I go to the bedroom. She follows me, her uneven footsteps tracking behind me like a shadow with a limp, and I pull open the bottom drawer of the dresser where I keep cold-weather surplus gear.
I find the fleece-lined base layer I wore during my last winter patrol.
It'll swallow her whole. I fold it anyway, sharp military creases, and stack it with a pair of moisture-wicking long underwear and a wool neck gaiter that will keep the mountain air off her throat during the hike down.
"These'll keep you warm until you reach the valley." I bring the stack to the bed. "Beaumont will have blankets in his truck. Coffee, probably. He's that type."
"Jakob. Stop."
I don't stop. I walk back to the main room and pull the topo map from the shelf above the radio and spread it across the table, smoothing the creases with my palms. The south ridge trail is marked in pencil from years ago when I first scouted evacuation routes.

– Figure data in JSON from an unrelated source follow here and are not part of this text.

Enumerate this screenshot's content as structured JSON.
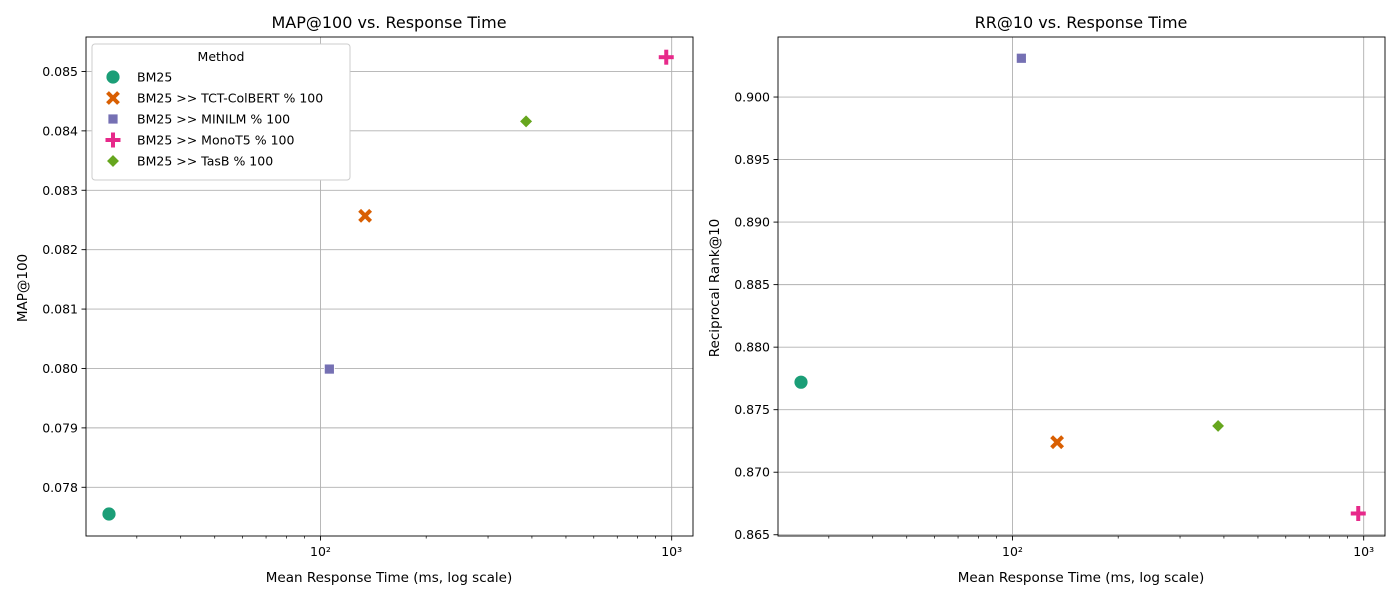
{
  "chart_data": [
    {
      "type": "scatter",
      "title": "MAP@100 vs. Response Time",
      "xlabel": "Mean Response Time (ms, log scale)",
      "ylabel": "MAP@100",
      "xscale": "log",
      "xlim": [
        21.5,
        1150
      ],
      "ylim": [
        0.07718,
        0.08558
      ],
      "x_ticks": [
        {
          "value": 100,
          "label": "10²"
        },
        {
          "value": 1000,
          "label": "10³"
        }
      ],
      "y_ticks": [
        0.078,
        0.079,
        0.08,
        0.081,
        0.082,
        0.083,
        0.084,
        0.085
      ],
      "grid": true,
      "legend": {
        "title": "Method",
        "placement": "upper-left"
      },
      "series": [
        {
          "name": "BM25",
          "marker": "circle",
          "color": "#1b9e77",
          "x": 25,
          "y": 0.07755
        },
        {
          "name": "BM25 >> TCT-ColBERT % 100",
          "marker": "x",
          "color": "#d95f02",
          "x": 134,
          "y": 0.08257
        },
        {
          "name": "BM25 >> MINILM % 100",
          "marker": "square",
          "color": "#7570b3",
          "x": 106,
          "y": 0.07999
        },
        {
          "name": "BM25 >> MonoT5 % 100",
          "marker": "plus",
          "color": "#e7298a",
          "x": 965,
          "y": 0.08524
        },
        {
          "name": "BM25 >> TasB % 100",
          "marker": "diamond",
          "color": "#66a61e",
          "x": 385,
          "y": 0.08416
        }
      ]
    },
    {
      "type": "scatter",
      "title": "RR@10 vs. Response Time",
      "xlabel": "Mean Response Time (ms, log scale)",
      "ylabel": "Reciprocal Rank@10",
      "xscale": "log",
      "xlim": [
        21.5,
        1150
      ],
      "ylim": [
        0.8649,
        0.9048
      ],
      "x_ticks": [
        {
          "value": 100,
          "label": "10²"
        },
        {
          "value": 1000,
          "label": "10³"
        }
      ],
      "y_ticks": [
        0.865,
        0.87,
        0.875,
        0.88,
        0.885,
        0.89,
        0.895,
        0.9
      ],
      "grid": true,
      "series": [
        {
          "name": "BM25",
          "marker": "circle",
          "color": "#1b9e77",
          "x": 25,
          "y": 0.8772
        },
        {
          "name": "BM25 >> TCT-ColBERT % 100",
          "marker": "x",
          "color": "#d95f02",
          "x": 134,
          "y": 0.8724
        },
        {
          "name": "BM25 >> MINILM % 100",
          "marker": "square",
          "color": "#7570b3",
          "x": 106,
          "y": 0.9031
        },
        {
          "name": "BM25 >> MonoT5 % 100",
          "marker": "plus",
          "color": "#e7298a",
          "x": 965,
          "y": 0.8667
        },
        {
          "name": "BM25 >> TasB % 100",
          "marker": "diamond",
          "color": "#66a61e",
          "x": 385,
          "y": 0.8737
        }
      ]
    }
  ]
}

Three point two miles to the logging road junction.
Elevation drop of fourteen hundred feet over broken terrain with two creek crossings that will be running high from the rain.

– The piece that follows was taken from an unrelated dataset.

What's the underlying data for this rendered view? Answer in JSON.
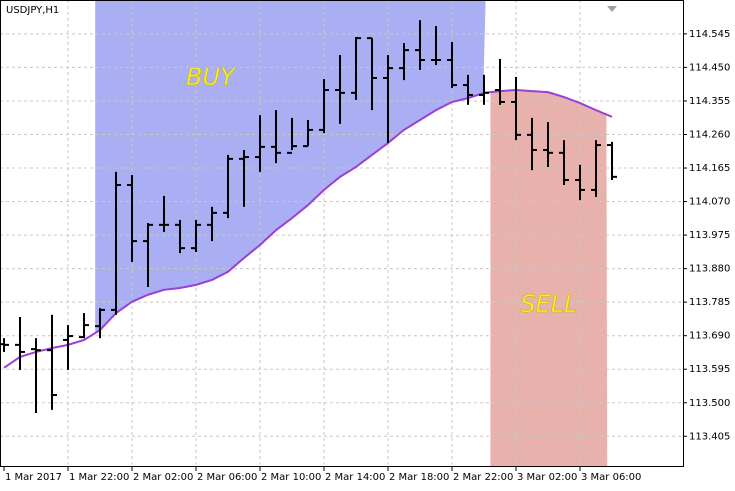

I trace the route with my finger, memorizing the switchbacks, the exposed sections where the footing goes loose, the spot near mile marker two where the trail narrows to single track along a drop-off that will terrify her.
I'll carry her past that section. Shoulder her weight over the bad ground and set her down on the other side and hand her off to Beaumont and his crew and see them load her into whatever vehicle they brought and that will be it.

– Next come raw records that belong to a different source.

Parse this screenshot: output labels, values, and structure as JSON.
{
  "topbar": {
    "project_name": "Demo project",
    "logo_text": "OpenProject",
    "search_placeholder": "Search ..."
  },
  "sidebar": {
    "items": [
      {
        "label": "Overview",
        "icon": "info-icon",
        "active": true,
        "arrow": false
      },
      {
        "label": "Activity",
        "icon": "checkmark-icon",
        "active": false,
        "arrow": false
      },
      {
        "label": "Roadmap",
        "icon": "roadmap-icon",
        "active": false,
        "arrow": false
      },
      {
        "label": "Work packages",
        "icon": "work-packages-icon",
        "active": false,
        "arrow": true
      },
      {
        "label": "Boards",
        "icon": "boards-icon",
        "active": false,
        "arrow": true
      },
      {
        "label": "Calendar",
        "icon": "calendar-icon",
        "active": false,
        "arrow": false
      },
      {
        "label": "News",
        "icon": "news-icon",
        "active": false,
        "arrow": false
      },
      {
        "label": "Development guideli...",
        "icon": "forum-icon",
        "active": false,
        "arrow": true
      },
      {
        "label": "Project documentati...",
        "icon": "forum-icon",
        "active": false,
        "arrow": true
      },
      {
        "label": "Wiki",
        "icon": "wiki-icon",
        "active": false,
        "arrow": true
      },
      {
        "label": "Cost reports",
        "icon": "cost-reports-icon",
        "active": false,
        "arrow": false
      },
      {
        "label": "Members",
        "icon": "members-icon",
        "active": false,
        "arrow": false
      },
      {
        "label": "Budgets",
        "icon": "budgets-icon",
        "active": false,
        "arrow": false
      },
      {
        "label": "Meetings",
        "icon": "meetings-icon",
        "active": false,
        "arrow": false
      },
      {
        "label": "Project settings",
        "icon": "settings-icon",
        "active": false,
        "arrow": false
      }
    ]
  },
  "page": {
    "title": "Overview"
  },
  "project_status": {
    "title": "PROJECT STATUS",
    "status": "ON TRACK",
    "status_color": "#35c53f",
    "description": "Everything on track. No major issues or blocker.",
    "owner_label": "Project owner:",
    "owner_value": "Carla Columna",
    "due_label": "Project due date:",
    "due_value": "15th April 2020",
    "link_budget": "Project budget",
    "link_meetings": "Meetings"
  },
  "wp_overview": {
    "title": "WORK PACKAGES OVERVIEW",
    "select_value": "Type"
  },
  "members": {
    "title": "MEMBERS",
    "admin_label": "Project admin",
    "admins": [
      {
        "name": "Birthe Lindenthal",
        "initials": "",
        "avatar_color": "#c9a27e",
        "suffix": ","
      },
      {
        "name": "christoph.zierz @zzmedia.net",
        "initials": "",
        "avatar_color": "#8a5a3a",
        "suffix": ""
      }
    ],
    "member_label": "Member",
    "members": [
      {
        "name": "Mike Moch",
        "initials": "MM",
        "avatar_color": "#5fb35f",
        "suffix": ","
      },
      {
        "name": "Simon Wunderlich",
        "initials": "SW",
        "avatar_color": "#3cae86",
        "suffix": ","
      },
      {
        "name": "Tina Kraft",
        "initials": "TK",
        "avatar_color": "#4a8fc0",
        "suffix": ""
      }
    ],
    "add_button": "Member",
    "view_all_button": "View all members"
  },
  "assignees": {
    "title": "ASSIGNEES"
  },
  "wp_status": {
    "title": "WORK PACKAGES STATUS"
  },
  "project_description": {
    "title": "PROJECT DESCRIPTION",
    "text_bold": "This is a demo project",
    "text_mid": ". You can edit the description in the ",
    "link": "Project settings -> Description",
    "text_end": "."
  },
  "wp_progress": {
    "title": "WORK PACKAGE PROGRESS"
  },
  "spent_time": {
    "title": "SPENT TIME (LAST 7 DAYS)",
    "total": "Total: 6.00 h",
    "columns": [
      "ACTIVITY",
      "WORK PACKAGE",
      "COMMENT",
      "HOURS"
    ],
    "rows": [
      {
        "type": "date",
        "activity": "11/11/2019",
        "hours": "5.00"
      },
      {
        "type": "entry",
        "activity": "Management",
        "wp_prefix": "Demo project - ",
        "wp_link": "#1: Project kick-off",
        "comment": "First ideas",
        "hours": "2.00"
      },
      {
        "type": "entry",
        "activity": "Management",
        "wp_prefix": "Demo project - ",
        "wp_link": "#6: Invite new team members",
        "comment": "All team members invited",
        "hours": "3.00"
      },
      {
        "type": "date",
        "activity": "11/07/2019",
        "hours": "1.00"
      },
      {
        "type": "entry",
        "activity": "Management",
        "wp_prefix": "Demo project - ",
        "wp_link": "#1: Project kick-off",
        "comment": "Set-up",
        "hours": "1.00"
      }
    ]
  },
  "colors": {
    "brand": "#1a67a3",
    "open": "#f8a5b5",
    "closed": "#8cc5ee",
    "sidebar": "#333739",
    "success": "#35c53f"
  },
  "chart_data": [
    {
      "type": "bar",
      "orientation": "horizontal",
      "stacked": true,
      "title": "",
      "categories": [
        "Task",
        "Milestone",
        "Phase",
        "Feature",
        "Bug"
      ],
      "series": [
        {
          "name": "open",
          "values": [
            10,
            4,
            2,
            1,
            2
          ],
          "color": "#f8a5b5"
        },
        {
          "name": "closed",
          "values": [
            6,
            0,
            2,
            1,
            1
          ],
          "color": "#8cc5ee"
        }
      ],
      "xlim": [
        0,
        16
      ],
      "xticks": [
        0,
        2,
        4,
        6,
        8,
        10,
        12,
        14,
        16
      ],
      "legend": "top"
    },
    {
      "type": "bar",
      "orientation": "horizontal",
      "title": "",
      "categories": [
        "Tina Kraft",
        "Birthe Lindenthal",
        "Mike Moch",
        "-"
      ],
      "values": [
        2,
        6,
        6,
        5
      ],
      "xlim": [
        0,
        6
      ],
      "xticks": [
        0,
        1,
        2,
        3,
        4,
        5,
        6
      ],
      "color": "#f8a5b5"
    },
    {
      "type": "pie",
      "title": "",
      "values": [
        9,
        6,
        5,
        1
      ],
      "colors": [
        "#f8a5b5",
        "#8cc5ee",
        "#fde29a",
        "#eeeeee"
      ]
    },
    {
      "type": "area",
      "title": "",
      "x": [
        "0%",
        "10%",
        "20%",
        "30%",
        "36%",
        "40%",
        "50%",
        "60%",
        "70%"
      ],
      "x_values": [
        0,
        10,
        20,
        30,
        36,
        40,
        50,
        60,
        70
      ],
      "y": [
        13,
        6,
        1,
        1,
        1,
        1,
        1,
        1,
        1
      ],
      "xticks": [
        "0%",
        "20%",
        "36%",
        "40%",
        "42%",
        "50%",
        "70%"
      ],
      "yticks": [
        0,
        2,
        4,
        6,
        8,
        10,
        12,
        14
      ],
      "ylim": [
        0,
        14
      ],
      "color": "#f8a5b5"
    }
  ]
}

Clean extraction. Objective complete. Survivor delivered to safety, same as a dozen operations I ran in country where the mission parameters were clear and the emotional variable was zero.
The emotional variable was always zero. Until her.
I fold the map and tuck it into the front pocket of the duffel. Recheck the zipper. Test the shoulder straps. Adjust the sternum buckle to its smallest setting, which will still be too wide for her frame but will distribute the weight evenly across her if she needs to carry anything on the descent.
She's standing on the other side of the table.
I can see her hands gripping it, her knuckles going white, and when I finally lift my eyes I see what I've done.
The brightness that lives behind her face, that impossible, relentless warmth she carries like a lantern to her, is flickering.
Going dim. Because I'm packing her out like cargo.
Because I'm treating the last two days like a logistics problem with a clean solution, and she knows it, and I know she knows it, and still I reach past her to grab the water bottle from the shelf and fill it at the hand pump and slot it into the duffel's side pocket and cinch the elastic cord tight.
"Ankle'll be stiff in the morning." I yank the drawstring on the duffel closed. "I'll wrap it fresh before we leave."